Bu dönemin bir başka çalışması da İsmail Hakkı İzmirli’ye ait: Felsefe-i İslamiye Tarihi. Kendi felsefî mirasımızı keşfe çıkan bu eserin ilk cildini görebildim ben. Burada İslam Felsefesinin erken dönem filozofu el-Kindi’ye oldukça etraflı bir bakış atılıyor, hakkında önemli değerlendirmeler yapılıyor. (Bu dönemdeki hareketliliği Remzi Demir’in Philosophia Ottomanica adlı eserinin III. cildinde biraz daha bütüncül görme imkânına sahibiz.)
Bütün bu girişimler, felsefenin bu ülkede yeşerip sürgün vermesi için atılmış kayda değer adımlardı. Ancak Cumhuriyet dönemi ve 1933’te yapılan üniversite reformuyla birlikte sönmeye yüz tutuyor.
Bugün Nerede Duruyoruz?
“Türkiye’de Felsefe’nin Kuruluşu”, “Başkada Aynı Kalmak: Türk Başkalığını Felsefî Olarak Düşünmenin Yolları Üstüne” gibi makalelerin sahibi olan Doç Dr.
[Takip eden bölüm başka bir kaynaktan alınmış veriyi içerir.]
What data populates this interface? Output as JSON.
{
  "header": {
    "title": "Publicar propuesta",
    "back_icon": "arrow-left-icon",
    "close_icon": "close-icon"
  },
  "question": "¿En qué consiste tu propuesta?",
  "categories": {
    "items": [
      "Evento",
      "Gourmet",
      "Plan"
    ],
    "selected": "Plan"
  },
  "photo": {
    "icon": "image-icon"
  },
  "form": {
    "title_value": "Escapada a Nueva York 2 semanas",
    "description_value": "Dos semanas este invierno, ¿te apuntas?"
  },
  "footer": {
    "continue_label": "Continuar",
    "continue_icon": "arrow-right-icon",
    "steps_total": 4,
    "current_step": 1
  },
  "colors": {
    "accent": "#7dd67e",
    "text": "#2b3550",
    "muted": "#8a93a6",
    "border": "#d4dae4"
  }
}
Zeynep Dilek, bu yaşananları “Türkiye’de felsefenin travması” olarak niteliyor ve şunları söylüyor:
“Kendi dilinde yazılmış yüzyıl kadar eski metinleri bile okuyamıyor olmak, bir felsefeci açısından son derece üzücüdür. Batı felsefesi çalışırken, mesela 17. yüzyıla ya da orta çağa ait metinleri okuyoruz. Hâlbuki bu topraklarda yüzyıl önce kaleme alınmış metinleri, birileri bizim için çevirmediği müddetçe ulaşamıyoruz. Bu vahim bir durum... O metinleri okuyabilmek için Osmanlıca öğrenmek gerek. Ancak felsefe eğitimimiz boyunca, Osmanlıca öğrenmenin gerekli olduğu bize hiç söylenmemiş, böyle bir şey hiç desteklenmemiş, bunun aklımıza bile gelmemesini sağlamışlar. Dolayısıyla kendi tarihimize erişmemiz söz konusu değil.” (Türkiye’de/Türkçede Felsefe içinde, s. 126)
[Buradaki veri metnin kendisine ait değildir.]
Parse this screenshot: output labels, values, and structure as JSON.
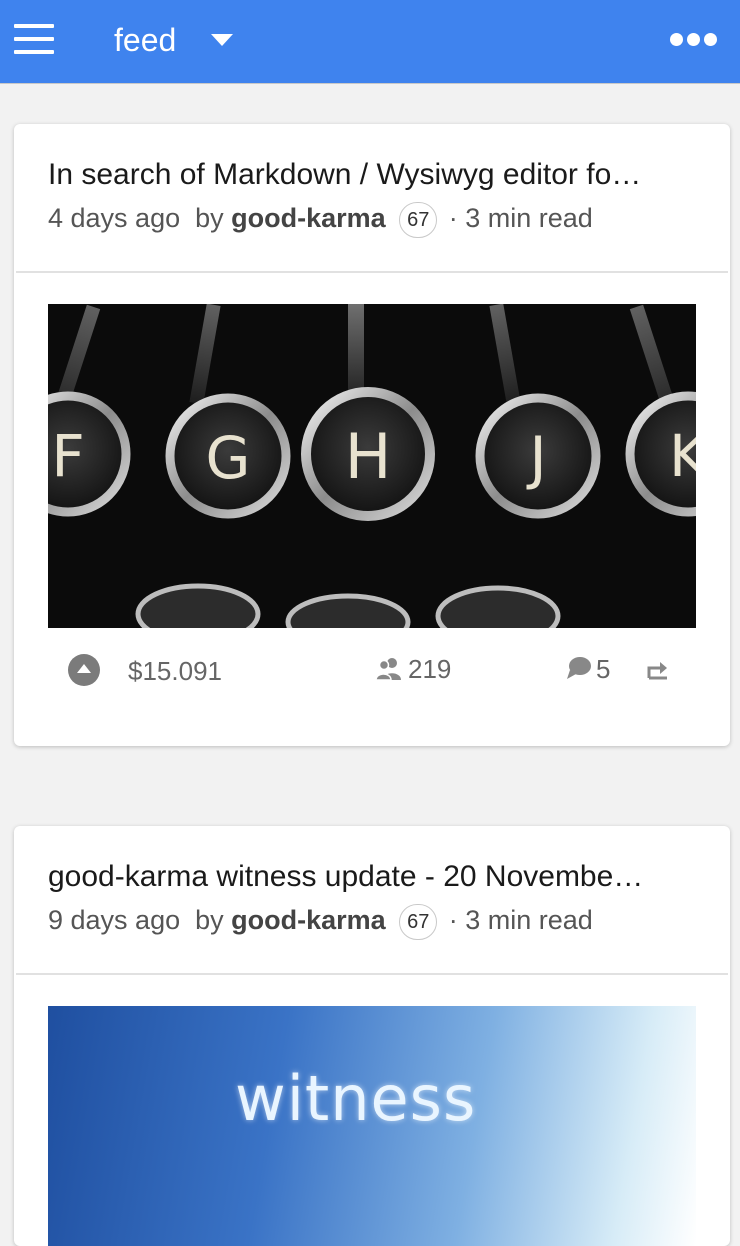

Hilmi Ziya Ülken, Türkiye’de Çağdaş Düşünce Tarihi adlı eserinin sonuç kısmında, 1940 yılından itibaren felsefe ve düşünce hayatımızda kayda değer bir şeyin olmadığını, kayda değer bir şeyden bahsedilecekse eğer, bunun da tercüme faaliyeti olduğunu söylüyor. Bu faaliyetin ise daha çok olumsuz katkılarından söz ediyor.
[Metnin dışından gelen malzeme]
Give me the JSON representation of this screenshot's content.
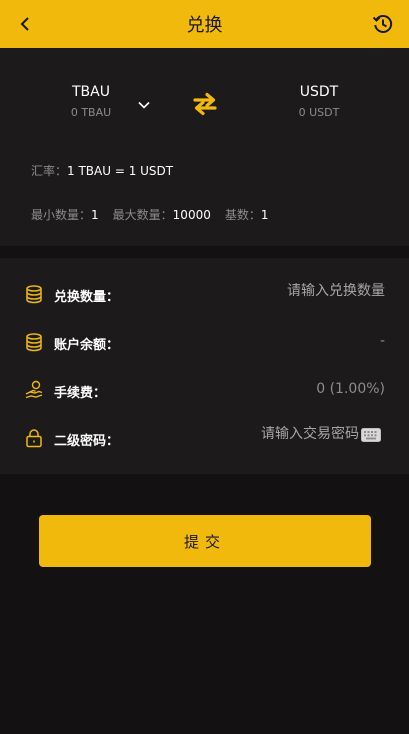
{
  "header": {
    "title": "兑换",
    "back_icon": "chevron-left-icon",
    "history_icon": "history-icon"
  },
  "pair": {
    "from": {
      "symbol": "TBAU",
      "balance": "0 TBAU"
    },
    "to": {
      "symbol": "USDT",
      "balance": "0 USDT"
    },
    "dropdown_icon": "chevron-down-icon",
    "swap_icon": "swap-arrows-icon"
  },
  "rate": {
    "label": "汇率：",
    "value": "1 TBAU = 1 USDT"
  },
  "limits": {
    "min_label": "最小数量：",
    "min_value": "1",
    "max_label": "最大数量：",
    "max_value": "10000",
    "base_label": "基数：",
    "base_value": "1"
  },
  "form": {
    "amount": {
      "icon": "coins-icon",
      "label": "兑换数量：",
      "placeholder": "请输入兑换数量"
    },
    "balance": {
      "icon": "coins-icon",
      "label": "账户余额：",
      "value": "-"
    },
    "fee": {
      "icon": "hand-coin-icon",
      "label": "手续费：",
      "value": "0 (1.00%)"
    },
    "password": {
      "icon": "lock-icon",
      "label": "二级密码：",
      "placeholder": "请输入交易密码",
      "keyboard_icon": "keyboard-icon"
    }
  },
  "submit_label": "提交",
  "colors": {
    "accent": "#f0b90b",
    "background": "#131112",
    "panel": "#1c1a1b"
  }
}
Hilmi Ziya Ülken bu eserini 1965’te yazıyor. Kitabın üzerinden yaklaşık yarım yüzyıl geçmiş. Acaba bu ülkede o günden bugüne felsefe adına değişen bir şeyler var mı? Bu sorunun cevabını dilerseniz yakın zamanda çıkan değerli bir kitaptan yola çıkarak arayalım. Türkiye’de/Türkçede FELSEFE Üzerine Konuşmalar( Küre Yay. Aralık 2009) adıyla yayımlanan, bir grup felsefe severin, Türkiye’nin seçkin felsefecileriyle yaptıkları değerlendirme toplantılarından oluşan bir kitap bu. Konuşmalarda, ülkemizin felsefî geleneği, geçmişi ve bugünü, Türkçenin felsefe üretmeye dönük imkânları, çok güzel sorular etrafında sorgulanıyor, Türkiye’deki düşüncenin serüveni hakkında heyecan verici görüşler serdediliyor.
Benim bu konuşmalardan edindiğim fikir şu oldu: Bugünlerde artık, kısmen de olsa ideolojik, tek yönlü bakış açısı kırılmış, bizim geçmişimizde felsefe adına acaba neler yapıldı, sorusu sorulmaya ve cevabı aranmaya başlanmıştır. Tabii belki bundan daha önemlisi, bugün nerede duruyoruz ve yarın için neler yapabiliriz sorularına cevap aranıyor olmasıdır. Ve burada, ulaşılmakta olan iyi bir seviyeden ve gelecekten söz edilmektedir.
Düşünüyorum da Türkiye’de en popüler meslekler hâlâ tıp, mühendislik gibi alanlar. Türkiye’nin belki en zeki öğrencileri Yusuf Akçura’nın gösterdiği yoldan gidiyor. Hâlbuki bu ülkeyi geleceğe taşıyacak olan, teknik bilimlerden çok düşüncedir. Sosyal bilimler; felsefe ve ilahiyat gibi alanlarda kat edeceğimiz mesafedir. Felsefe adına, gelecek adına olumlu şeyler söyleyeceksek eğer, bu, felsefeye olan ilgi ve sevgiyle doğru orantılıdır. Felsefeyle ciddi ciddi ilgilenen birileri olmalıdır.